Helioterapia, czyli lecznicze właściwości światła słonecznego
Rośliny, stanowiące pierwsze ogniwo łańcucha pokarmowego, rosną dzięki energii promieni słonecznych, bez której nie byłoby zasadniczego dla życia na Ziemi procesu fotosyntezy. Bez pierwszego ogniwa łańcucha pokarmowego nie byłoby zaś kolejnych jego „oczek”, czyli w efekcie – nas. Nic więc dziwnego, że w starożytnych kulturach kult słońca był jedną z podwalin systemów religijnych.
Dziś umiemy magazynować energię słoneczną w bateriach, potrafimy zapisać reakcje chemiczne zachodzące w procesie fotosyntezy i wykorzystać je np. w rolnictwie czy biochemii. Mało tego, umiemy stworzyć sztuczne słońca – solaria. Kult słońca zaś przybrał zupełnie inny wymiar niż w czasach starożytnych – wyraża się przede wszystkim w kulcie opalenizny.
Nadmierne opalanie ma jednak wiele negatywnych skutków, od tanoreksji, czyli uzależnienia od opalania począwszy, na poważnych schorzeniach skóry skończywszy. Lekarze biją na alarm: nieracjonalnie korzystanie z promieni słonecznych jest bardzo niebezpieczne dla zdrowia. Zbyt duża dawka słońca oprócz nieprzyjemnych skutków natychmiastowych w dalszej kolejności przyspiesza starzenie się skóry, powoduje przebarwienia, może wywołać zmiany nowotworowe w skórze, z czerniakiem włącznie.
Tymczasem kąpiele słoneczne zażywane racjonalnie mają zbawienny wpływ na nasze organizmy. Lecznicze działanie światła słonecznego i promieniowania nadfioletowego na toczeń gruźlicy i inne choroby skóry wykazał Niels Ryberg Finsen, laureat Nagrody Nobla w dziedzinie medycyny z 1903 roku. Uznaje się go za ojca fototerapii, czyli leczenia za pomocą światła – metody z powodzeniem stosowanej i dziś. Można wyróżnić dwa kierunki współczesnej fototerapii: helioterapię, wykorzystującą naturalne właściwości światła słonecznego, oraz aktynoterapię, opierającą się na sztucznych źródłach światła.

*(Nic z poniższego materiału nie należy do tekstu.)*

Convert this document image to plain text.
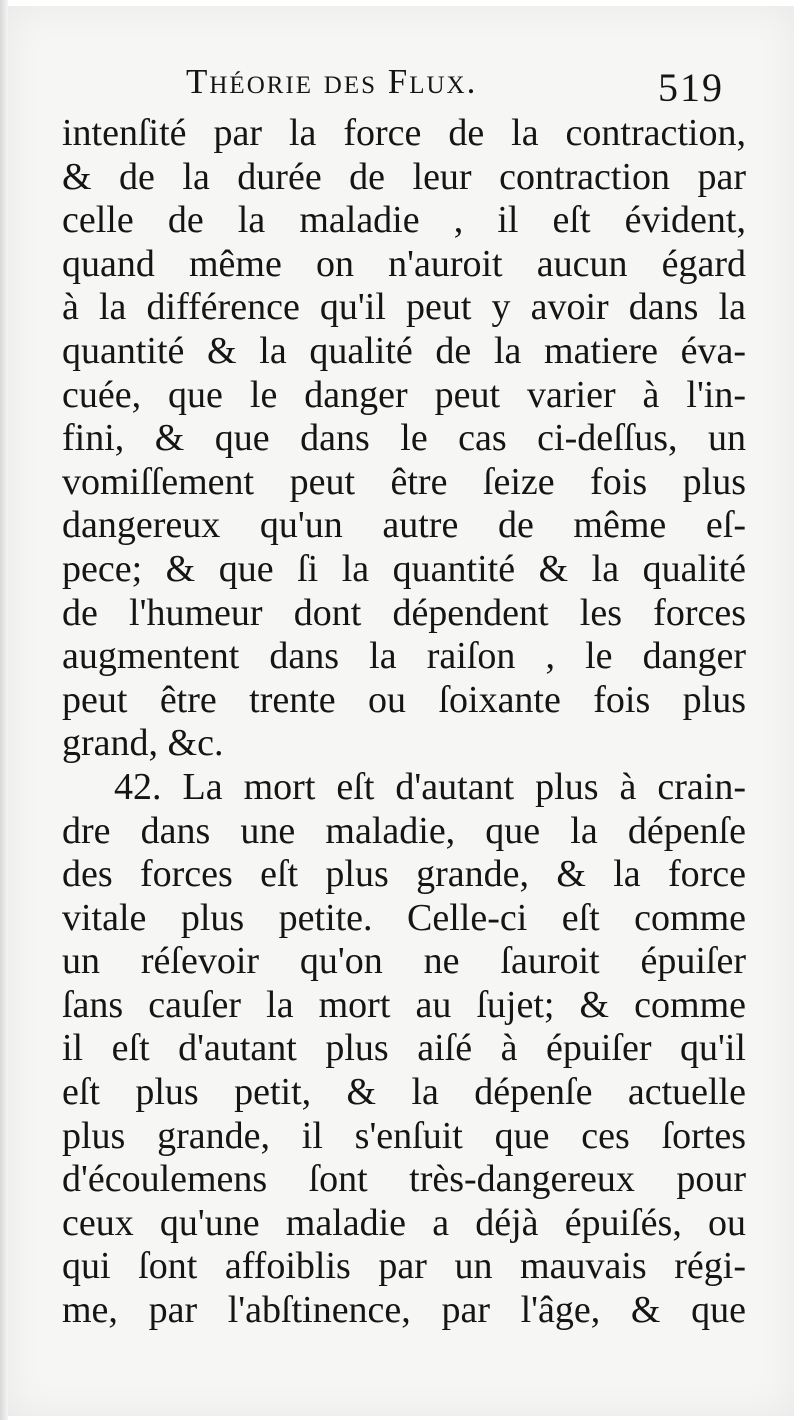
Théorie des Flux.	519
intenſité par la force de la contraction,
& de la durée de leur contraction par
celle de la maladie , il eſt évident,
quand même on n'auroit aucun égard
à la différence qu'il peut y avoir dans la
quantité & la qualité de la matiere éva-
cuée, que le danger peut varier à l'in-
fini, & que dans le cas ci-deſſus, un
vomiſſement peut être ſeize fois plus
dangereux qu'un autre de même eſ-
pece; & que ſi la quantité & la qualité
de l'humeur dont dépendent les forces
augmentent dans la raiſon , le danger
peut être trente ou ſoixante fois plus
grand, &c.
42. La mort eſt d'autant plus à crain-
dre dans une maladie, que la dépenſe
des forces eſt plus grande, & la force
vitale plus petite. Celle-ci eſt comme
un réſevoir qu'on ne ſauroit épuiſer
ſans cauſer la mort au ſujet; & comme
il eſt d'autant plus aiſé à épuiſer qu'il
eſt plus petit, & la dépenſe actuelle
plus grande, il s'enſuit que ces ſortes
d'écoulemens ſont très-dangereux pour
ceux qu'une maladie a déjà épuiſés, ou
qui ſont affoiblis par un mauvais régi-
me, par l'abſtinence, par l'âge, & que
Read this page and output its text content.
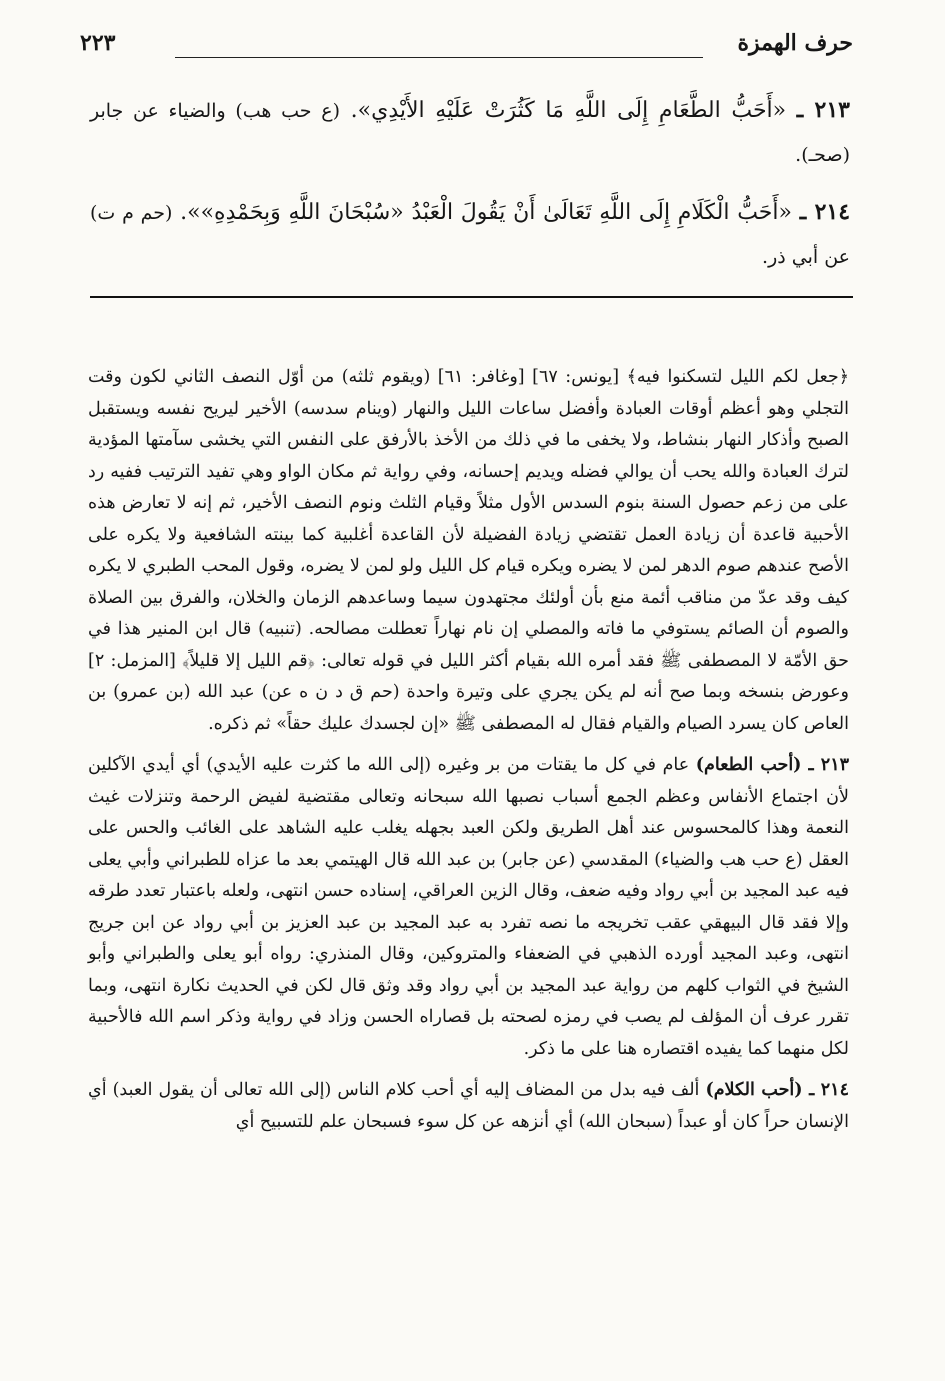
حرف الهمزة
٢٢٣
٢١٣ ـ «أَحَبُّ الطَّعَامِ إِلَى اللَّهِ مَا كَثُرَتْ عَلَيْهِ الأَيْدِي». (ع حب هب) والضياء عن جابر (صحـ).
٢١٤ ـ «أَحَبُّ الْكَلَامِ إِلَى اللَّهِ تَعَالَىٰ أَنْ يَقُولَ الْعَبْدُ «سُبْحَانَ اللَّهِ وَبِحَمْدِهِ»». (حم م ت) عن أبي ذر.

﴿جعل لكم الليل لتسكنوا فيه﴾ [يونس: ٦٧] [وغافر: ٦١] (ويقوم ثلثه) من أوّل النصف الثاني لكون وقت التجلي وهو أعظم أوقات العبادة وأفضل ساعات الليل والنهار (وينام سدسه) الأخير ليريح نفسه ويستقبل الصبح وأذكار النهار بنشاط، ولا يخفى ما في ذلك من الأخذ بالأرفق على النفس التي يخشى سآمتها المؤدية لترك العبادة والله يحب أن يوالي فضله ويديم إحسانه، وفي رواية ثم مكان الواو وهي تفيد الترتيب ففيه رد على من زعم حصول السنة بنوم السدس الأول مثلاً وقيام الثلث ونوم النصف الأخير، ثم إنه لا تعارض هذه الأحبية قاعدة أن زيادة العمل تقتضي زيادة الفضيلة لأن القاعدة أغلبية كما بينته الشافعية ولا يكره على الأصح عندهم صوم الدهر لمن لا يضره ويكره قيام كل الليل ولو لمن لا يضره، وقول المحب الطبري لا يكره كيف وقد عدّ من مناقب أئمة منع بأن أولئك مجتهدون سيما وساعدهم الزمان والخلان، والفرق بين الصلاة والصوم أن الصائم يستوفي ما فاته والمصلي إن نام نهاراً تعطلت مصالحه. (تنبيه) قال ابن المنير هذا في حق الأمّة لا المصطفى ﷺ فقد أمره الله بقيام أكثر الليل في قوله تعالى: ﴿قم الليل إلا قليلاً﴾ [المزمل: ٢] وعورض بنسخه وبما صح أنه لم يكن يجري على وتيرة واحدة (حم ق د ن ه عن) عبد الله (بن عمرو) بن العاص كان يسرد الصيام والقيام فقال له المصطفى ﷺ «إن لجسدك عليك حقاً» ثم ذكره.

٢١٣ ـ (أحب الطعام) عام في كل ما يقتات من بر وغيره (إلى الله ما كثرت عليه الأيدي) أي أيدي الآكلين لأن اجتماع الأنفاس وعظم الجمع أسباب نصبها الله سبحانه وتعالى مقتضية لفيض الرحمة وتنزلات غيث النعمة وهذا كالمحسوس عند أهل الطريق ولكن العبد بجهله يغلب عليه الشاهد على الغائب والحس على العقل (ع حب هب والضياء) المقدسي (عن جابر) بن عبد الله قال الهيتمي بعد ما عزاه للطبراني وأبي يعلى فيه عبد المجيد بن أبي رواد وفيه ضعف، وقال الزين العراقي، إسناده حسن انتهى، ولعله باعتبار تعدد طرقه وإلا فقد قال البيهقي عقب تخريجه ما نصه تفرد به عبد المجيد بن عبد العزيز بن أبي رواد عن ابن جريج انتهى، وعبد المجيد أورده الذهبي في الضعفاء والمتروكين، وقال المنذري: رواه أبو يعلى والطبراني وأبو الشيخ في الثواب كلهم من رواية عبد المجيد بن أبي رواد وقد وثق قال لكن في الحديث نكارة انتهى، وبما تقرر عرف أن المؤلف لم يصب في رمزه لصحته بل قصاراه الحسن وزاد في رواية وذكر اسم الله فالأحبية لكل منهما كما يفيده اقتصاره هنا على ما ذكر.

٢١٤ ـ (أحب الكلام) ألف فيه بدل من المضاف إليه أي أحب كلام الناس (إلى الله تعالى أن يقول العبد) أي الإنسان حراً كان أو عبداً (سبحان الله) أي أنزهه عن كل سوء فسبحان علم للتسبيح أي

W jaki sposób możemy zatem skorzystać z leczniczych właściwości światła słonecznego? Jaki wpływ ma ono na nasze organizmy? Przede wszystkim powinniśmy pamiętać, że światło słoneczne oddziałuje na nas korzystnie tylko dawkowane z umiarem – wpływa na poprawę przemiany materii, pobudza mechanizmy krwiotwórcze, zwiększa odporność organizmu na zakażenia. Światło słoneczne uaktywnia serotoninę, a zatem poprawia nastrój człowieka. Umożliwia też produkcję witaminy D i w istotny sposób oddziałuje na stan kości, obniża poziom cholesterolu i wzmacnia układ odpornościowy. Helioterapia ma zastosowanie w leczeniu m.in. takich schorzeń, jak: przewlekłe zapalenie stawów, przewlekłe nieżyty dróg oddechowych, łuszczyca, trądzik czy zaburzenia wzrostu kości u dzieci. Nie powinny jednak kąpieli słonecznych zażywać osoby cierpiące m.in. z powodu niewydolności krążenia, choroby nowotworowej czy nadczynności tarczycy.
Światło słoneczne synchronizuje też nasz zegar biologiczny, pomagając organizmowi regulować skomplikowane procesy biologiczne poprzez wpływ na rytm wydzielania hormonów. Pobudzając receptory w siatkówce, światło słoneczne umożliwia transport serotoniny do mózgu, a tym samym poprawia nasz nastrój. Zrozumiałe jest zatem, że w regionach, gdzie okresowo zmniejsza się natężenie światła słonecznego, około 20% populacji cierpi na tzw. depresję sezonową. My jesteśmy na nią narażeni jesienią i zimą, kiedy natężenie światła słonecznego w Polsce bywa nawet stukrotnie niższe niż w słoneczny letni dzień.
Zażywajmy więc kąpieli słonecznych, pamiętając, że tak naprawdę docierają one na ziemię nawet w te mniej słoneczne dni. Najlepsze efekty osiągniemy łącząc helioterapię z aktywnością na świeżym powietrzu – spacerami, jazdą na rowerze itp. Korzystajmy z dobrodziejstw naszej gwiazdy rozsądnie, pamiętając, że słońce, jak każdy lek, można przedawkować.